Но вернемся в Аудкерк. После того как солдат удалился, я отправился на поиски Диего Алатристе и вскоре нашел – целый и невредимый сидел он со всеми прочими у маленького костерка, разложенного в саду на задах дома неподалеку от набережной. Капитану и его товарищам поручено было захватить эту часть города, сжечь лодки и баркасы, тем самым отрезав голландцам путь к отступлению через задние ворота крепости. К этому времени обугленные посудины дотлевали у причала, а все вокруг носило следы совсем еще недавнего боя.
– Иньиго, – подозвал меня капитан.
Он улыбался устало и глядел несколько отчужденно, как свойственно солдатам, уцелевшим в тяжелом бою. С течением времени, проведенного во Фландрии, я научился безошибочно отличать этот взгляд от всех прочих, что бы ни выражали они – изнеможение, покорность судьбе, страх, готовность встрепенуться при первом звуке трубы. Такой взгляд не в пример иным надолго застревает в глазах, и вот им-то встретил меня сейчас хозяин. Расслабленно облокотясь о стол и вытянув вперед левую ногу, словно она у него болела, сидел капитан Алатристе на скамье. Высокие сапоги его были до самых голенищ облеплены глиной, а из-под наброшенной на плечи вылинявшей грязной ропильи [7] выглядывал старый нагрудник из буйволовой кожи. Шляпу капитан положил на стол, рядом с пистолетом – разряженным, как я успел заметить, – и поясом, к которому были пристегнуты шпага и кинжал.
– Садись, погрейся.
Я повиновался с удовольствием, между тем разглядывая тела троих голландцев – один валялся на досках мола, второй – под столом, третий лежал вниз лицом в дверях домика, сжимая в руках древко алебарды, которая не пригодилась ему ни для защиты, ни для чего иного. Еще я заметил, что карманы у него вывернуты, что на нем нет ни кирасы, ни сапог и что на левой руке не хватает двух пальцев – тот, кто стягивал с них перстни или кольца, явно очень спешил. Красновато-бурый ручеек крови, огибая весь сад, подтекал к самым ногам капитана.
– Да уже не так холодно, – сказал кто-то из солдат.
По сильному баскскому выговору я и не оборачиваясь понял, что слова эти произнес Мендьета, мой соплеменник, крепкий, бровастый бискаец с усами, густотой и пышностью не уступавшими усам капитана Алатристе. Рядом выскребали свои котелки смуглый, как мавр, Курро Гарроте, уроженец Малаги, Хосе Льоп с Майорки и арагонец Себастьян Копонс, старый сослуживец моего хозяина – крепенький жилистый коротыш, чье лицо, казалось, было высечено резцом по меди. Здесь же, неподалеку, бродили братья Оливаресы и галисиец Ривас.
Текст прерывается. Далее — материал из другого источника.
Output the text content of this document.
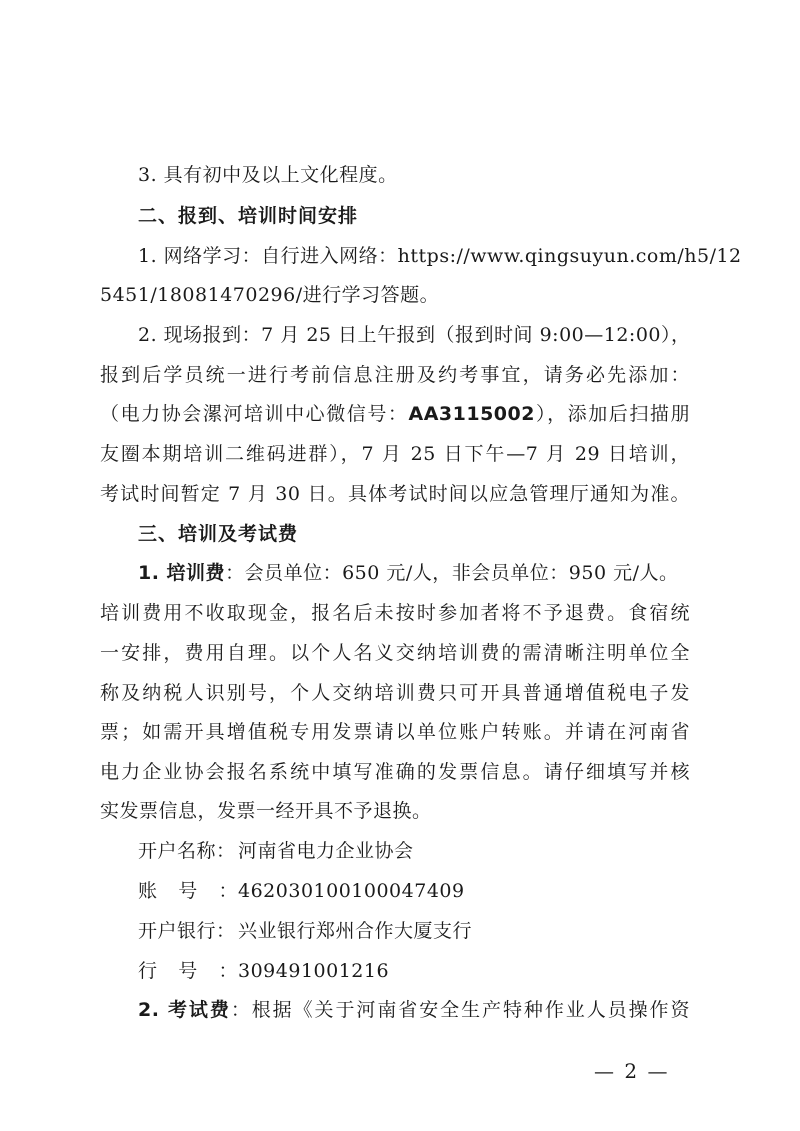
3. 具有初中及以上文化程度。
二、报到、培训时间安排
1. 网络学习：自行进入网络：https://www.qingsuyun.com/h5/12
5451/18081470296/进行学习答题。
2. 现场报到：7 月 25 日上午报到（报到时间 9:00—12:00），
报到后学员统一进行考前信息注册及约考事宜，请务必先添加：
（电力协会漯河培训中心微信号：AA3115002），添加后扫描朋
友圈本期培训二维码进群），7 月 25 日下午—7 月 29 日培训，
考试时间暂定 7 月 30 日。具体考试时间以应急管理厅通知为准。
三、培训及考试费
1. 培训费：会员单位：650 元/人，非会员单位：950 元/人。
培训费用不收取现金，报名后未按时参加者将不予退费。食宿统
一安排，费用自理。以个人名义交纳培训费的需清晰注明单位全
称及纳税人识别号，个人交纳培训费只可开具普通增值税电子发
票；如需开具增值税专用发票请以单位账户转账。并请在河南省
电力企业协会报名系统中填写准确的发票信息。请仔细填写并核
实发票信息，发票一经开具不予退换。
开户名称： 河南省电力企业协会
账号：462030100100047409
开户银行： 兴业银行郑州合作大厦支行
行号：309491001216
2. 考试费：根据《关于河南省安全生产特种作业人员操作资
— 2 —
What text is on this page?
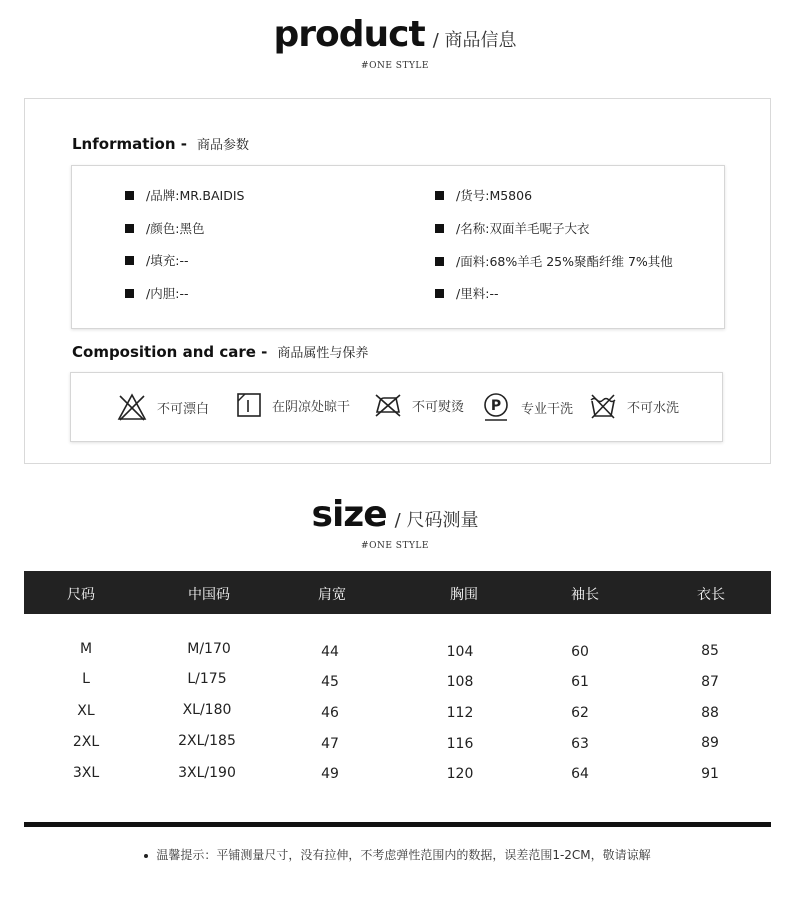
product / 商品信息
#ONE STYLE
Lnformation - 商品参数
/品牌: MR.BAIDIS	/货号: M5806
/颜色: 黑色	/名称: 双面羊毛呢子大衣
/填充: --	/面料: 68%羊毛 25%聚酯纤维 7%其他
/内胆: --	/里料: --
Composition and care - 商品属性与保养
不可漂白	在阴凉处晾干	不可熨烫 P 专业干洗	不可水洗
size / 尺码测量
#ONE STYLE
尺码	中国码	肩宽	胸围	袖长	衣长
M	M/170	44	104	60	85
L	L/175	45	108	61	87
XL	XL/180	46	112	62	88
2XL	2XL/185	47	116	63	89
3XL	3XL/190	49	120	64	91
温馨提示：平铺测量尺寸，没有拉伸，不考虑弹性范围内的数据，误差范围1-2CM，敬请谅解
Все знали, какое трудное задание получил я перед атакой, а потому обрадовались, увидав меня живым-здоровым, однако обошлись без душевных излияний: во-первых, мне уже случилось понюхать пороха во Фландрии, во-вторых, каждому хватало собственных забот, а в-третьих, у солдат вообще не принято чрезмерно ликовать из-за того, что кто-то не подкачал, выполняя свои обязанности, за которые, кстати сказать, ему от казны идет жалованье.
Впрочем, мы – речь, конечно, не обо мне, ибо нестроевые пажи-мочилеро денежного содержания не получали – давно уже забыли, как выглядит и на что похожа монетка в восемь реалов.
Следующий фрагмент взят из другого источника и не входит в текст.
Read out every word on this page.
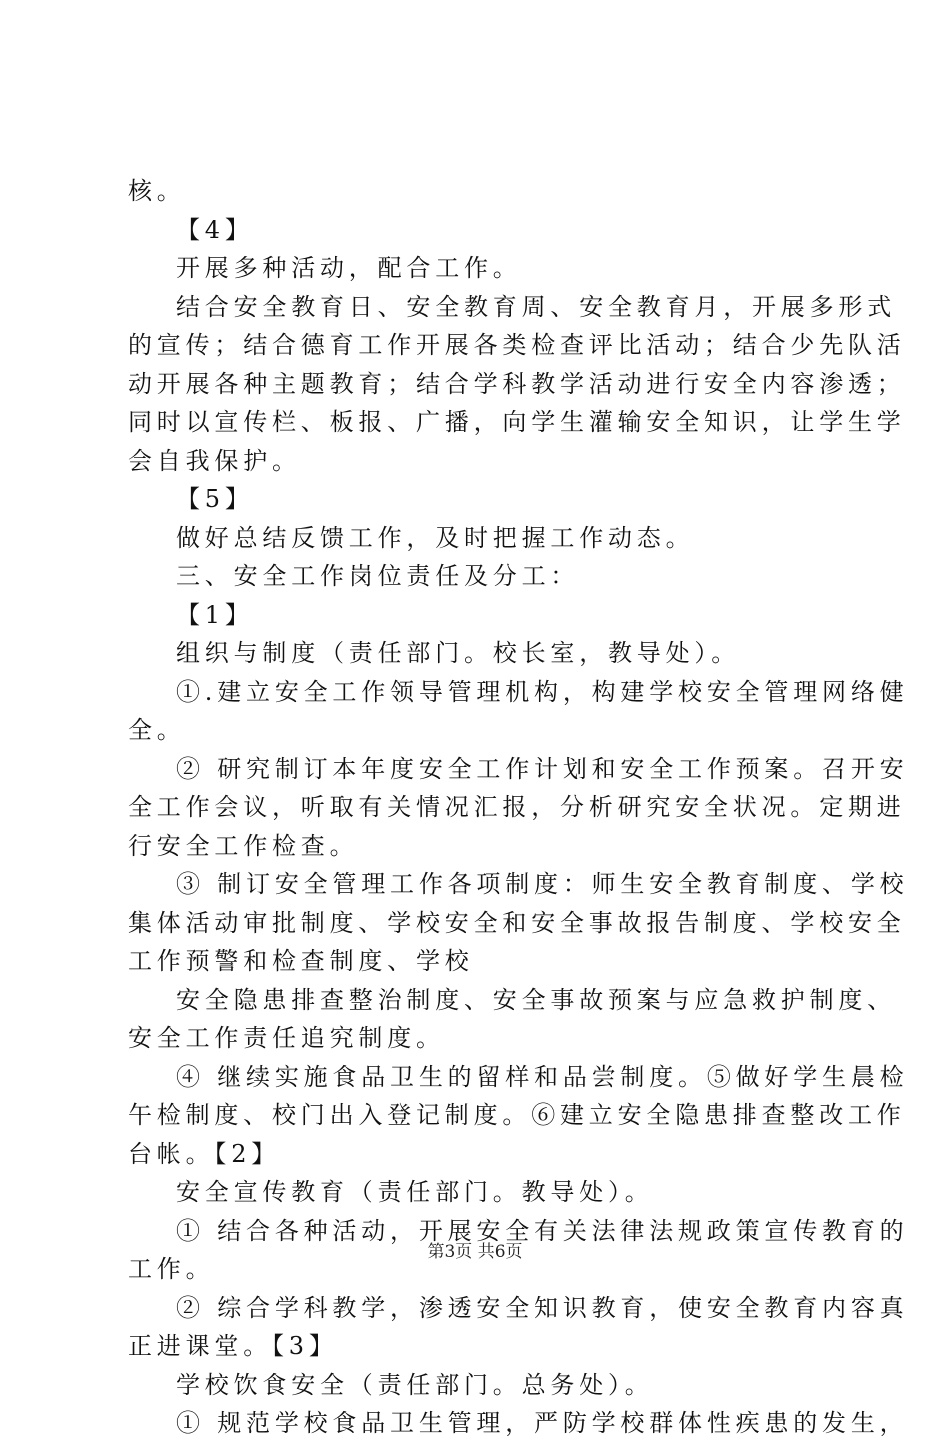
核。
【4】
开展多种活动，配合工作。
结合安全教育日、安全教育周、安全教育月，开展多形式
的宣传；结合德育工作开展各类检查评比活动；结合少先队活
动开展各种主题教育；结合学科教学活动进行安全内容渗透；
同时以宣传栏、板报、广播，向学生灌输安全知识，让学生学
会自我保护。
【5】
做好总结反馈工作，及时把握工作动态。
三、安全工作岗位责任及分工：
【1】
组织与制度（责任部门。校长室，教导处）。
①.建立安全工作领导管理机构，构建学校安全管理网络健
全。
② 研究制订本年度安全工作计划和安全工作预案。召开安
全工作会议，听取有关情况汇报，分析研究安全状况。定期进
行安全工作检查。
③ 制订安全管理工作各项制度：师生安全教育制度、学校
集体活动审批制度、学校安全和安全事故报告制度、学校安全
工作预警和检查制度、学校
安全隐患排查整治制度、安全事故预案与应急救护制度、
安全工作责任追究制度。
④ 继续实施食品卫生的留样和品尝制度。⑤做好学生晨检
午检制度、校门出入登记制度。⑥建立安全隐患排查整改工作
台帐。【2】
安全宣传教育（责任部门。教导处）。
① 结合各种活动，开展安全有关法律法规政策宣传教育的
工作。
② 综合学科教学，渗透安全知识教育，使安全教育内容真
正进课堂。【3】
学校饮食安全（责任部门。总务处）。
① 规范学校食品卫生管理，严防学校群体性疾患的发生，
第3页 共6页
Диего Алатристе тоже приветствовал меня всего лишь рассеянной улыбкой. Заметив, однако, что я вьюсь вокруг него, как щенок в ожидании хозяйской ласки, одобрил мой бархатный трофей и предложил мне ломоть хлеба и пару колбасок, поджаренных на том же костре, у которого грелись его товарищи, пытаясь просушить одежду, все еще влажную после ночи, проведенной по пояс в воде. Лица у них были сальные, грязные, волосы растрепаны, вид изможденный, однако все пребывали в наилучшем расположении духа – остались живы, одержали победу, вернули мятежный Аудкерк в лоно католической церкви и под державную руку нашего государя, а добыча – в углу были свалены мешки и узлы – оказалась вполне приличной.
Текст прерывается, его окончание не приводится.